Popcorn! Peanuts! Most people indulge in a concession treat at some point in their lives, and someone is in charge of making sure the customer receives good service. That person is called the concession manager. Like managers in general, the concession manager must monitor both people and supplies, all while watching the bottom line. Even though you're around people having fun while you manage concessions, there is still work to do. You can expect several responsibilities as a concession manager.
Ordering Food and Supplies
Because you deal with food, making sure the concession is well stocked before events is a critical part of your job. Connected with ordering food is ensuring food safety by regularly checking expiration dates and food temperatures.

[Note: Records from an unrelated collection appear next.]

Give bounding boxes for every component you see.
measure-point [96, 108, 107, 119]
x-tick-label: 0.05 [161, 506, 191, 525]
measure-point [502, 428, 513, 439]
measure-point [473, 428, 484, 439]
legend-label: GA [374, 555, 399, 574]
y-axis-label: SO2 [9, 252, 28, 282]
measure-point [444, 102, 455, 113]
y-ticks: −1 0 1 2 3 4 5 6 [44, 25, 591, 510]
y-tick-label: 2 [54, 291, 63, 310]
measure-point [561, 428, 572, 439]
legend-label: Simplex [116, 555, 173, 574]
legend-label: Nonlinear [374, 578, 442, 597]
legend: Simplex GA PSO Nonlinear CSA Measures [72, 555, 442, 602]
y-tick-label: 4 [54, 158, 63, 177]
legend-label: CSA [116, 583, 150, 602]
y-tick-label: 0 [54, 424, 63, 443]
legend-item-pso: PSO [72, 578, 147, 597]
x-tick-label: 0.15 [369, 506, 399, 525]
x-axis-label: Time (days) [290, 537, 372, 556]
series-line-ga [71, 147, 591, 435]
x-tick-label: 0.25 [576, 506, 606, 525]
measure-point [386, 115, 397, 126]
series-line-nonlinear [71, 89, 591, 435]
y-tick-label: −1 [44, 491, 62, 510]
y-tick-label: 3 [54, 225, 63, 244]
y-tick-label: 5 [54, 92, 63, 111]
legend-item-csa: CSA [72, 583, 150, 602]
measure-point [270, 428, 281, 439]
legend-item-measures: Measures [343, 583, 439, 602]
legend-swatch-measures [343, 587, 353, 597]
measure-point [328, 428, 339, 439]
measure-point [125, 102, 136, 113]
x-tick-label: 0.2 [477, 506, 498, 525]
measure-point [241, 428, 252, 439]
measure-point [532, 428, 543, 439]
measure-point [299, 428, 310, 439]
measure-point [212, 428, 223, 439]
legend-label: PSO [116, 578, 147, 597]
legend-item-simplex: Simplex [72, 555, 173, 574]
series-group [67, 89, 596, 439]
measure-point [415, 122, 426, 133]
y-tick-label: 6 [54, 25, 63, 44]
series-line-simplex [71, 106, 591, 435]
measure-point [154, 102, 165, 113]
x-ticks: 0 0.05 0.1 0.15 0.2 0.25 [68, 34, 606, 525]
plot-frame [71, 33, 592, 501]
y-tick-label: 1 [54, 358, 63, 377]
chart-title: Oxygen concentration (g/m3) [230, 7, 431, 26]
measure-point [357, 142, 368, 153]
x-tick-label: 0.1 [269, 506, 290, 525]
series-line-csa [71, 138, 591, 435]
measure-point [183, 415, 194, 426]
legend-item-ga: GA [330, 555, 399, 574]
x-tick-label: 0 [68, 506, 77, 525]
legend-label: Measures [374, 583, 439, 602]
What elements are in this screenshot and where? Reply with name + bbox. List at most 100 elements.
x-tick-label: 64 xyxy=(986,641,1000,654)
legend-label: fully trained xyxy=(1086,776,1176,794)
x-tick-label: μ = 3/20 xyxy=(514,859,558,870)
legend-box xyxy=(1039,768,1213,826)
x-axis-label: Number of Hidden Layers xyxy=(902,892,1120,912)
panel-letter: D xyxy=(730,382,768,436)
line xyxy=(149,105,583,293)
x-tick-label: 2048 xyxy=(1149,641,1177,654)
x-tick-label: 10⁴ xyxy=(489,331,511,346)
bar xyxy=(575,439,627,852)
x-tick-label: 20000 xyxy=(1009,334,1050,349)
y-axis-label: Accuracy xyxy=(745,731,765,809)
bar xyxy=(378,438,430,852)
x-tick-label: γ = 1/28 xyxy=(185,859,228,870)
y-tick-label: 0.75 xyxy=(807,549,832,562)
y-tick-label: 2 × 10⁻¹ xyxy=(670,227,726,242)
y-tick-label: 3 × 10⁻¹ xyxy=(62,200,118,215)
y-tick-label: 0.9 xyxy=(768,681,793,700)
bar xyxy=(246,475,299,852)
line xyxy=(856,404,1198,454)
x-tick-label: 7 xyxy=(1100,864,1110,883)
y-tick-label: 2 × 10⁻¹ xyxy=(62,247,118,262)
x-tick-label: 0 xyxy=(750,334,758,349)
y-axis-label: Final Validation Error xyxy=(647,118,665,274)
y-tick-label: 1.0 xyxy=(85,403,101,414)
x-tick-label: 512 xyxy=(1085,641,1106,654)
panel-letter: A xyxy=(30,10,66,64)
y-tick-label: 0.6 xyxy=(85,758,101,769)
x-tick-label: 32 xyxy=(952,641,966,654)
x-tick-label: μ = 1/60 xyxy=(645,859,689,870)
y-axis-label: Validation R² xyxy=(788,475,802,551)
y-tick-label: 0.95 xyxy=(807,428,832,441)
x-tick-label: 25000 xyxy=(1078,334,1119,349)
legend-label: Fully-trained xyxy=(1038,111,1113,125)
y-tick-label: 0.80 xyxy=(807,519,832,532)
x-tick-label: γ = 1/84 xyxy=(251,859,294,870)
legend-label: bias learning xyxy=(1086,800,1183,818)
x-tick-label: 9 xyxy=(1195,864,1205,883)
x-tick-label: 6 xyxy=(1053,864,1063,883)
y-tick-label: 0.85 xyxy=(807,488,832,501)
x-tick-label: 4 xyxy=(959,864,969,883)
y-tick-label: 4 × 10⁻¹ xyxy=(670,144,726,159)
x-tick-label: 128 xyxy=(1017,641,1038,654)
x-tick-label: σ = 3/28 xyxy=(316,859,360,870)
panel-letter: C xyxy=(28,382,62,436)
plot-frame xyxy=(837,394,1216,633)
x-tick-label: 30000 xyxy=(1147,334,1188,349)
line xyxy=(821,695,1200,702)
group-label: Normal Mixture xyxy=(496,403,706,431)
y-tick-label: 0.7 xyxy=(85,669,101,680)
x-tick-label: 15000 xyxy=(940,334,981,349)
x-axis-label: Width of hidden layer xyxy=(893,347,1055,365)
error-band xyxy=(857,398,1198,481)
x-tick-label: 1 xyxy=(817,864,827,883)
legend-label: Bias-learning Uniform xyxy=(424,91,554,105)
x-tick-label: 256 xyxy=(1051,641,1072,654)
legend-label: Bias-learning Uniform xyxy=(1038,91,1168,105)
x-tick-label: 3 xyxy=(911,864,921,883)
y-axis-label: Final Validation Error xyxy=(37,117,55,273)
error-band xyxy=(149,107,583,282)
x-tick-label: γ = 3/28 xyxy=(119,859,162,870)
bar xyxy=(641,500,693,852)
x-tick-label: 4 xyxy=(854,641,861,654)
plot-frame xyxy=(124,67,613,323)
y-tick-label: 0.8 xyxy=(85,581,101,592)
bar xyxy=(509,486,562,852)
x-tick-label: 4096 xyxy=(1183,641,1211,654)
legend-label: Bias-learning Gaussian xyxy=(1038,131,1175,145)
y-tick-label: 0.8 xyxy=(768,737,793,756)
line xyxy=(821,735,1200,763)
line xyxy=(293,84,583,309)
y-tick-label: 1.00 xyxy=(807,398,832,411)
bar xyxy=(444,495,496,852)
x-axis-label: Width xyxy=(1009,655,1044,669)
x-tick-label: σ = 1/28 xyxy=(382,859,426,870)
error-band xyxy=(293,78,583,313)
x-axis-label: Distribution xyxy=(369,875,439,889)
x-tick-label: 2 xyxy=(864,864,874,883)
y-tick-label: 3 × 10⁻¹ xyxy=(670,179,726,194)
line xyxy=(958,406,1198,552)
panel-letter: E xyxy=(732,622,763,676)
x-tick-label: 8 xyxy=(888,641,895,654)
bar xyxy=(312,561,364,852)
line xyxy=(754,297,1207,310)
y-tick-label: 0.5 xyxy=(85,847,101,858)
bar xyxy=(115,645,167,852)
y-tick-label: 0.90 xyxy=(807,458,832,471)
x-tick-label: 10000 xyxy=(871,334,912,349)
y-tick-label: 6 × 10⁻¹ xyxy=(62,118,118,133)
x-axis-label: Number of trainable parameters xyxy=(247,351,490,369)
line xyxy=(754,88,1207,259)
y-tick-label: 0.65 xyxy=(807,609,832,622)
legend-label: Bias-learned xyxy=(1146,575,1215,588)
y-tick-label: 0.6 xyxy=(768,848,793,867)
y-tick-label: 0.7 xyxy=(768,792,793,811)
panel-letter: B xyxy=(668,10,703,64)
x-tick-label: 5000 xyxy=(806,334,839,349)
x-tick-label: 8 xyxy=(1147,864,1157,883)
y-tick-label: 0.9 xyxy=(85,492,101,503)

Edible items won't be the only orders you place, as you must also restock serving items like plates, plastic ware and straws. Your customers won't be very happy with you if they have to eat their Coney dog without a plate -- so you have to stay on top of all of your supplies.

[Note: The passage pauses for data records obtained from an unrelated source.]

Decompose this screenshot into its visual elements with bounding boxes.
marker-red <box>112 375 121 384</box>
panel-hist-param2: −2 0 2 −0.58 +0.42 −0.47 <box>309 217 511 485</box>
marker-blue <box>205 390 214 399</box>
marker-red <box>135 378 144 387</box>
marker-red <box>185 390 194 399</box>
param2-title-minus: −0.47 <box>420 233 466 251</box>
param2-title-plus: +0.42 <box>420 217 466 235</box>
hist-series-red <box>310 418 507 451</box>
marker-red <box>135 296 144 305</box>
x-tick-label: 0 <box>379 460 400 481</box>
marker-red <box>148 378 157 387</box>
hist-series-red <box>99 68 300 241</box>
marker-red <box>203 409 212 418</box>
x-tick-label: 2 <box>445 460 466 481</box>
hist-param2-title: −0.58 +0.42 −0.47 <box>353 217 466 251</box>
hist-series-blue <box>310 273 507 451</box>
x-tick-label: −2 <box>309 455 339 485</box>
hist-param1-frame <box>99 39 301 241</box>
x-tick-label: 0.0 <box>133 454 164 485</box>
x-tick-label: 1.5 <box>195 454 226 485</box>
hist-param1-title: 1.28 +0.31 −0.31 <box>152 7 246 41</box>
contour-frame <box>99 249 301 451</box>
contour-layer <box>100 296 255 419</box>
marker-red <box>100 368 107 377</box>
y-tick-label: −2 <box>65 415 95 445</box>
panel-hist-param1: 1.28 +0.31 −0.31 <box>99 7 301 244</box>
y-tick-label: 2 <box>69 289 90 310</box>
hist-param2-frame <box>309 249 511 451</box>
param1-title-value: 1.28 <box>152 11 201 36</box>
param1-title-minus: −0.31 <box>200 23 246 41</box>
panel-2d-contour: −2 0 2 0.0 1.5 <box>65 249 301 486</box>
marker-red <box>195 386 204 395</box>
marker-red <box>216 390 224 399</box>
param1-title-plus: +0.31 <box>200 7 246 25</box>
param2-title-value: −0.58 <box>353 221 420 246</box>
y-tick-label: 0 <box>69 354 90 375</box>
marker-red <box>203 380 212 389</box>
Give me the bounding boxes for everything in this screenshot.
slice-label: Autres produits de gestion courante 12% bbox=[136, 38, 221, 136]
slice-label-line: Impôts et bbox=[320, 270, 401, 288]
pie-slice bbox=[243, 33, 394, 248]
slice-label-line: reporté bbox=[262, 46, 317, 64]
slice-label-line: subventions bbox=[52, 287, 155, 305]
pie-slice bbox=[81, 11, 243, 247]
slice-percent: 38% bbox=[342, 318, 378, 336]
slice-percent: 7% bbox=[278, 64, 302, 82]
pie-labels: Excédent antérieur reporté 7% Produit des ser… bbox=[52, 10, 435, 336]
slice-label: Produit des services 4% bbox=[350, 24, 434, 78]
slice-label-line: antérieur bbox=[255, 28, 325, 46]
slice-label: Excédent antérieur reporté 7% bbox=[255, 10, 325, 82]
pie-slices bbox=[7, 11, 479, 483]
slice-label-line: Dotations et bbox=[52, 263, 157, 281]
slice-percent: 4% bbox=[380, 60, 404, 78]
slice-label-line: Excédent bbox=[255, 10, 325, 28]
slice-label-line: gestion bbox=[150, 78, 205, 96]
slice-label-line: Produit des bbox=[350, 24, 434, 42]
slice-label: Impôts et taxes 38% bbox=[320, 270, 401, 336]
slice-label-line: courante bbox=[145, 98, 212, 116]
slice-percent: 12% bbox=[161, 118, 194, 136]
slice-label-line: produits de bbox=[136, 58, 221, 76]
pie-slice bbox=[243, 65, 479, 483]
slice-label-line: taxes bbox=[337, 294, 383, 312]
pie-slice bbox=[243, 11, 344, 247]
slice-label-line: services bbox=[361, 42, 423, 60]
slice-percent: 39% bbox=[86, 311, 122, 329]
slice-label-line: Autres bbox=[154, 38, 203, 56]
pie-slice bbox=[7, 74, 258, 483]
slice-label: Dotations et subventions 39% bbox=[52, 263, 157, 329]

Most managers are in charge of people at some level, and this is also the case for a concession manager. Besides monitoring attendance and shelling out discipline to unruly staff, you are also in charge of training. For smaller establishments, concession managers arrange and conduct their own training. For larger operations you may train one person to take charge of passing that information on to all of the other employees -- but be prepared to give some form of training regardless of the concession's size.
Excited fans sometimes get disruptive, so be prepared to handle customer complaints, legitimate or not. Concessions also tend to be considered expensive, and you may receive arguments about the cost of items or about certain rules of your establishment. Some stadium concessions require procedures like removing the caps of water bottles so they can't be thrown onto the field, therefore be ready to back up company procedure. It takes patience, but you may shine as a concession manager if you can keep your cool.

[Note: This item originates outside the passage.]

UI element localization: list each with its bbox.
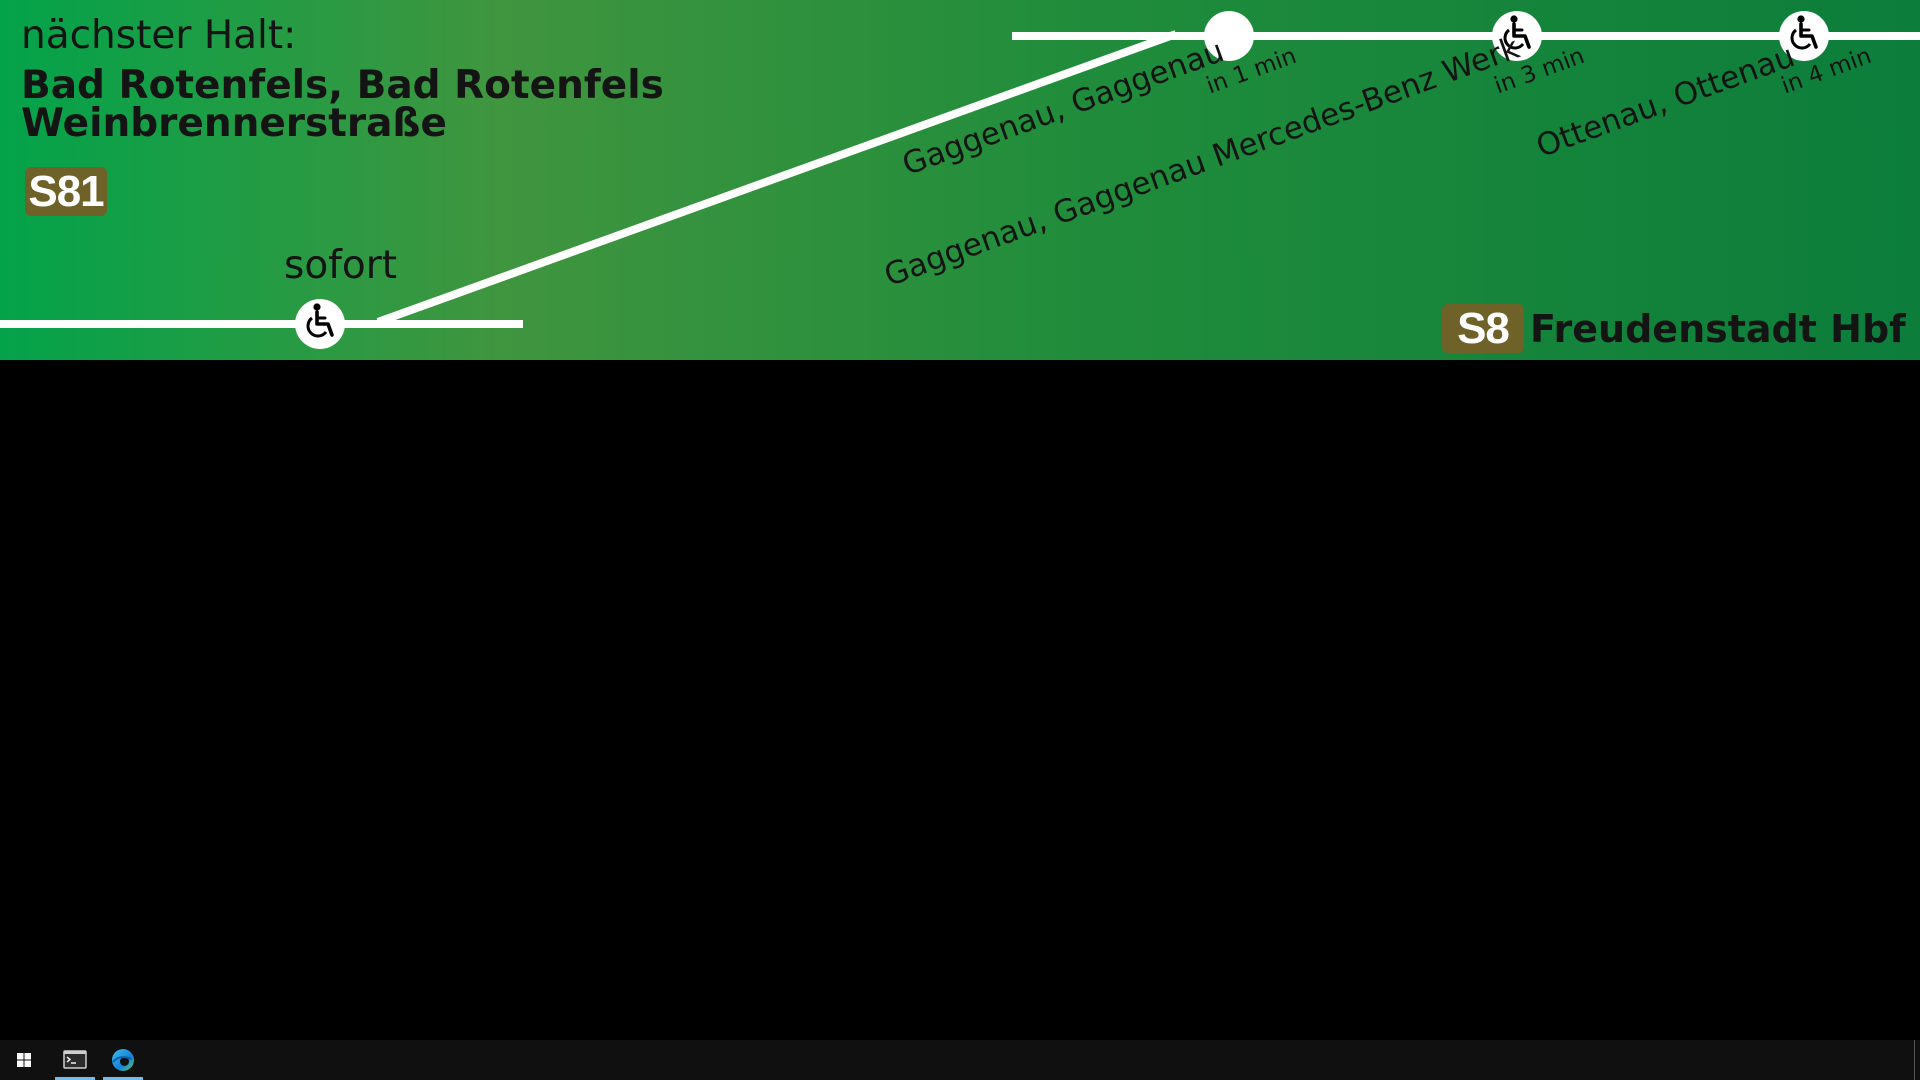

Managers must watch the financial bottom line of their individual operation to be successful. You will most likely follow a budget and monitor the cost of items when ordering or negotiate with suppliers to stay within budget. Keeping food and beverage loss to a minimum is important to your budget as well. In addition to providing solid training to your staff members, properly maintaining equipment and hiring efficient employees helps this goal and, ultimately, the concession's bottom line.